Haïti-Trafic humain : l’Observatoire Haïtien sur la Traite des Personnes et le Trafic Humain redoute que l’affaire « La Mansion » passe comme une lettre à la poste

Après l’éclatement du dossier de trafics humains à la maison close ” La Mansion ” à Pétion Ville, où Réginald Degand et sa femme Ginne Ortuno auraient exploité sexuellement une vingtaine de vénézuéliennes, l’Observatoire Haïtien sur la traite et le trafic Humain est vite monté au créneau pour dénoncer le laxisme des autorités judiciaires.

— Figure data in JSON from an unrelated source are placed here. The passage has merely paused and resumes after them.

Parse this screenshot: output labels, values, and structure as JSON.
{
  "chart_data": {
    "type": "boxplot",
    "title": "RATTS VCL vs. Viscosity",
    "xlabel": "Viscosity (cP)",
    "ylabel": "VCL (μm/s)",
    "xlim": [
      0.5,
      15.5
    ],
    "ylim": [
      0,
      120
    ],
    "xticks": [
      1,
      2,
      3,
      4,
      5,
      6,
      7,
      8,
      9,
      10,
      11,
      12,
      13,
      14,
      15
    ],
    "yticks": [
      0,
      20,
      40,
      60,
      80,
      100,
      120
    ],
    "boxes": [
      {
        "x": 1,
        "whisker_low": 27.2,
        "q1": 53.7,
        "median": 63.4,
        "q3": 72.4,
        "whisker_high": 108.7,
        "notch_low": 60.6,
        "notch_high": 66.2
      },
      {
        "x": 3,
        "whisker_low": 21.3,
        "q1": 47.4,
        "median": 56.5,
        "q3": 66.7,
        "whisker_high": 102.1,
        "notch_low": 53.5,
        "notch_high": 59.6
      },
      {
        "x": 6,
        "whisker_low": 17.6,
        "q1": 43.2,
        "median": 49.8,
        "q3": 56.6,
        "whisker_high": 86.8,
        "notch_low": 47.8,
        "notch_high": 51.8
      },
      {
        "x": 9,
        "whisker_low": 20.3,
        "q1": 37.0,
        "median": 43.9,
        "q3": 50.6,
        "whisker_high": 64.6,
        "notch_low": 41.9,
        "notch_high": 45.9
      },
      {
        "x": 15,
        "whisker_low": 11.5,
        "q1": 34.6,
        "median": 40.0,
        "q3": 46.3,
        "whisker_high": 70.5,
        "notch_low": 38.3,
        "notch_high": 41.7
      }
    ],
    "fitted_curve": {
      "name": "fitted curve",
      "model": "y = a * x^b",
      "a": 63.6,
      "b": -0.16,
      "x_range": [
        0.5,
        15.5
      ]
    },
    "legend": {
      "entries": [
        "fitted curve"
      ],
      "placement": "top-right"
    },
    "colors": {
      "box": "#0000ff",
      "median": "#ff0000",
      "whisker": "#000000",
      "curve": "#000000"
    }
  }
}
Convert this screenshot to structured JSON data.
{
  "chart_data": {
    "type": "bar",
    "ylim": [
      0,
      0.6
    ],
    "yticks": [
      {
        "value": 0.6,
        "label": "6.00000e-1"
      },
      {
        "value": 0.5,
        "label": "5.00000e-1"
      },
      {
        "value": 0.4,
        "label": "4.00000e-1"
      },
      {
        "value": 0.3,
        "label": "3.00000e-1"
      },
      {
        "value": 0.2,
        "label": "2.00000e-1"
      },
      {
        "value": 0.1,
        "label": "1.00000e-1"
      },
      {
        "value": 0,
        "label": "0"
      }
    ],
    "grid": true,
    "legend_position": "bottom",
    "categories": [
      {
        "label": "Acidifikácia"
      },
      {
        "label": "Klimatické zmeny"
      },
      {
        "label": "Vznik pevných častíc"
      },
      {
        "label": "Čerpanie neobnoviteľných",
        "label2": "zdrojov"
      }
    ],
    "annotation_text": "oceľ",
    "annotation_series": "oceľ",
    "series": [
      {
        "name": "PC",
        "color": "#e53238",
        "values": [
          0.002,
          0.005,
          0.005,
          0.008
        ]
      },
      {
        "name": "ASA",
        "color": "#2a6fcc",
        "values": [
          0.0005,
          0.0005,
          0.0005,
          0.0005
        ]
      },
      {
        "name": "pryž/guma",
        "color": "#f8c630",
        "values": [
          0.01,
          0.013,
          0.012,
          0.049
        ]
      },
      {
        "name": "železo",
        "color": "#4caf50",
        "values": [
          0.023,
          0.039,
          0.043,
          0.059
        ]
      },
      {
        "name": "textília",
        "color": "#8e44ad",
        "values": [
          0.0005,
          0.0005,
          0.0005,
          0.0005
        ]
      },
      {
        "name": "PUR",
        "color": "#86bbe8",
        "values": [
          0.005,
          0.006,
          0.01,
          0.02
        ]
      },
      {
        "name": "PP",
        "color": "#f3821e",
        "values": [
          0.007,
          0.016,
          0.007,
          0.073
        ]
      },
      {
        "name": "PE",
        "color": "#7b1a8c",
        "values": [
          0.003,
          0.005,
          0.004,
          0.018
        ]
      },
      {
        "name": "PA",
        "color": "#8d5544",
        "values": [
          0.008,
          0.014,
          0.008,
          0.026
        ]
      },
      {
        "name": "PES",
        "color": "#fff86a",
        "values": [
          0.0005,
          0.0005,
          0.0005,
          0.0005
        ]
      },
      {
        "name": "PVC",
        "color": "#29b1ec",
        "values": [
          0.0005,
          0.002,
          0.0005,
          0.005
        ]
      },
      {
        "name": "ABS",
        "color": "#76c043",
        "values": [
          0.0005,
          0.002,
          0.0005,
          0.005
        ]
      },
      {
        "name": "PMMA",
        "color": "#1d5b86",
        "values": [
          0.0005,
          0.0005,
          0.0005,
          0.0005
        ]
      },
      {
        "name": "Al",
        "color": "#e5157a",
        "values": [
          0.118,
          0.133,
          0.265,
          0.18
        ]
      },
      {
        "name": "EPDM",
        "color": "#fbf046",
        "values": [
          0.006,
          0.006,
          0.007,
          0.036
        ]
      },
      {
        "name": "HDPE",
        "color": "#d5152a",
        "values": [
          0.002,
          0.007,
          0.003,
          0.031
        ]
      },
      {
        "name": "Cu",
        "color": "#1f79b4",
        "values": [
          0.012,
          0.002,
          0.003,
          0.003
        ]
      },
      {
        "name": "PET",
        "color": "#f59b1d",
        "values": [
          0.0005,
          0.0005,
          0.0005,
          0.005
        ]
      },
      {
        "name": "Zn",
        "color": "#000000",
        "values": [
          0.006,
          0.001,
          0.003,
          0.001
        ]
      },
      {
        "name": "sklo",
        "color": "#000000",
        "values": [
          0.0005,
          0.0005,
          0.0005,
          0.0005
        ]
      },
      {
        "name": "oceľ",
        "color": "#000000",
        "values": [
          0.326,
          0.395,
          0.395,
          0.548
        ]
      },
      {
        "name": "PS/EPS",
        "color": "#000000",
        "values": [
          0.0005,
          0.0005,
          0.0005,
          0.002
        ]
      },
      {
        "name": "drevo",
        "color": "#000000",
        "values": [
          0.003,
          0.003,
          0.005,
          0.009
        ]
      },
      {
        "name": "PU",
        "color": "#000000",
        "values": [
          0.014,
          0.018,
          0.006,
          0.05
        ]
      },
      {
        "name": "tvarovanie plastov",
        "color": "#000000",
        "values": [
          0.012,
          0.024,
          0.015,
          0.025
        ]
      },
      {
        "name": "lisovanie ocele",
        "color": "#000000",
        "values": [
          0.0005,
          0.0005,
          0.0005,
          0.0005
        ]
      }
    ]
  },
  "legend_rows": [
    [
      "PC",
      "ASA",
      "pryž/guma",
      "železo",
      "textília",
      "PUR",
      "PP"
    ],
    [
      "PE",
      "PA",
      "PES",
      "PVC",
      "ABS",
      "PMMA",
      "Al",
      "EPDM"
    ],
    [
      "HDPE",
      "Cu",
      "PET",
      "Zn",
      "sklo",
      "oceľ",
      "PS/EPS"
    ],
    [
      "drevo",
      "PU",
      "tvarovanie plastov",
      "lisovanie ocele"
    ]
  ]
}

Dans un communiqué acheminé à la rédaction du journal, l’observatoire Haïtien sur la traite des personnes et le trafic humain regroupant plusieurs organisations, a dénoncé le substitut du commissaire du gouvernement de Port-au-Prince, Frantz Louis-Juste, de n’avoir pas gardé à vue Ginne Ortuno, l’un des principaux coupables dans l’affaire de trafics humains où une vingtaine de femmes notamment vénézuéliennes ont été séquestrées puis exploitées sexuellement dans une maison close à Pétion-Ville.

Dans cette note portant la signature de Léronel Mortimé et Pierre Garot Nere, l’Observatoire Haïtien sur la traite et le trafic de personnes a exigé au commissaire du gouvernement a.i de Port-au-Prince, Ducarmel Gabriel, de mettre l’action publique en mouvement contre les auteurs et complices dans ce dossier afin de remonter jusqu’à ce réseau de criminel.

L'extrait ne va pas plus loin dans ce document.